Unit Testing with Large Collections - How do you handle these situations best?

I have a situation where I need to unit test some scenarios that require some pre-initialization of very large collections, but the pre-initialized data needs to be hard-coded for the unit tests to work.

Are there typical practices for this kind of thing? Or do most of you just make a clunky variable inside of each unit test and use that? I've been very curious about how other developers are tackling this situation..

Upvotes: 1

Views: 303

Answers (1)

Adam Houldsworth
Adam Houldsworth

Reputation: 64487

If this data is sort of used in lots of different tests, then we use a static container to hold the data (assuming the data doesn't change). Tests can then just reference this when needed.
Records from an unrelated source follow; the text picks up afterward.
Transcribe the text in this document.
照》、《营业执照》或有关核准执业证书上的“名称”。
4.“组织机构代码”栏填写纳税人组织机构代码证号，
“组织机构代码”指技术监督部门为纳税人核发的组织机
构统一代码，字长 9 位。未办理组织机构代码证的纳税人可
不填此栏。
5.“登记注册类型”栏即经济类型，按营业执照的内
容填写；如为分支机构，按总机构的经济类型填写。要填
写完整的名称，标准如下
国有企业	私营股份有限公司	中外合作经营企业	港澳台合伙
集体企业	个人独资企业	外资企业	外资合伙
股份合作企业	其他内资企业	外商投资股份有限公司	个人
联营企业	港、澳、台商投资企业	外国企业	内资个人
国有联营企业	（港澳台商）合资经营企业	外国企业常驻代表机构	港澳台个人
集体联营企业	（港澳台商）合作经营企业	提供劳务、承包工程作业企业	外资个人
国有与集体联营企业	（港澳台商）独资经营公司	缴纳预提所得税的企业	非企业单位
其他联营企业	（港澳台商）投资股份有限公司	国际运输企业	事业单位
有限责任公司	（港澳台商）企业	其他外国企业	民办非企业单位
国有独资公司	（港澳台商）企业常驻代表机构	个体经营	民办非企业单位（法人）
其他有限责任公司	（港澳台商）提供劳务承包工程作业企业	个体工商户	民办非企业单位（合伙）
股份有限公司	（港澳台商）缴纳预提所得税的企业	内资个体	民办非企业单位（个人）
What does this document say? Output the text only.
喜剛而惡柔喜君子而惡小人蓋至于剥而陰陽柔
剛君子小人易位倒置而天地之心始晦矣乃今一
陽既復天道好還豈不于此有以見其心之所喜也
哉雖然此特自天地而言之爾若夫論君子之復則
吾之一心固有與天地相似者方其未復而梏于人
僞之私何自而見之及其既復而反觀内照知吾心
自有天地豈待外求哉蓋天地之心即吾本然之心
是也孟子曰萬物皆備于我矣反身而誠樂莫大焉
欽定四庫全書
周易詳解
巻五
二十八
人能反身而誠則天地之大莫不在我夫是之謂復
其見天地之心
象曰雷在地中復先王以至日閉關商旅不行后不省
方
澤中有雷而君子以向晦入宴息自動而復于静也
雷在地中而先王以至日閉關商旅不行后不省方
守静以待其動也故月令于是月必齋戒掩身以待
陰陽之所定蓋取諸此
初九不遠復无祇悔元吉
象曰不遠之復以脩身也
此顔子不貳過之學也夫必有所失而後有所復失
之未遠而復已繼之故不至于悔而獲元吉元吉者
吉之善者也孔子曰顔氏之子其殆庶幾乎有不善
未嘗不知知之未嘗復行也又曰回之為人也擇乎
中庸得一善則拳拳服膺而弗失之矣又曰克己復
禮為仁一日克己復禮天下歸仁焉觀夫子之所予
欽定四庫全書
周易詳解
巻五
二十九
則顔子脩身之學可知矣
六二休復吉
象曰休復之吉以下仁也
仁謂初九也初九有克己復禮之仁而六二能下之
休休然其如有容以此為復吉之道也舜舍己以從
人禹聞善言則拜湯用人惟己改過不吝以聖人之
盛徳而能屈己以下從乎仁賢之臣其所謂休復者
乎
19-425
If the data is specific to a fixture, then it's just made a part of the fixture in order to keep the scope narrow.

For other parts of data, we can use mocking / stubbing techniques to expose test data. A lot of our data comes through our DAL interfaces, even the static stuff, so for that we have stubbed a test implementation of the interface that provides the static data through the normal interface methods we use. Lots of our tests are built on using this stub.

We use this in conjunction with SpecFlow. We can define Background: tables that are fed into the DAL stub, this DAL is then injected when our code under test is using the DAL interfaces to talk to data. For large amounts of static data, we simply hard-code it or code-gen it into an area where the DAL stub can get it on request.

Of course, this isn't necessarily how you should do it. This is just how I've seen it handled.


but the pre-initialized data needs to be hard-coded for the unit tests to work

In my opinion, there is nothing wrong with tests requiring set data in order to prove output. We have a mix of true unit tests, where external things are separated and we test just a method in question, but then with SpecFlow we have sort of "use case" tests, where we test things in a broader scope. However, this still needs defined input.


One important thing to keep under control is that unit tests should be as separated as possible. Fixtures allow you to expand the scope to a small collection of tests, but if you find yourself with lots of backing data that is potentially mutable being used across lots of tests - you need to take a step back.

We recently had this with a static list of configuration actions that weren't immutable. Making a change affected tests run after the change. We identified this and rectified it, but it wasn't trivial.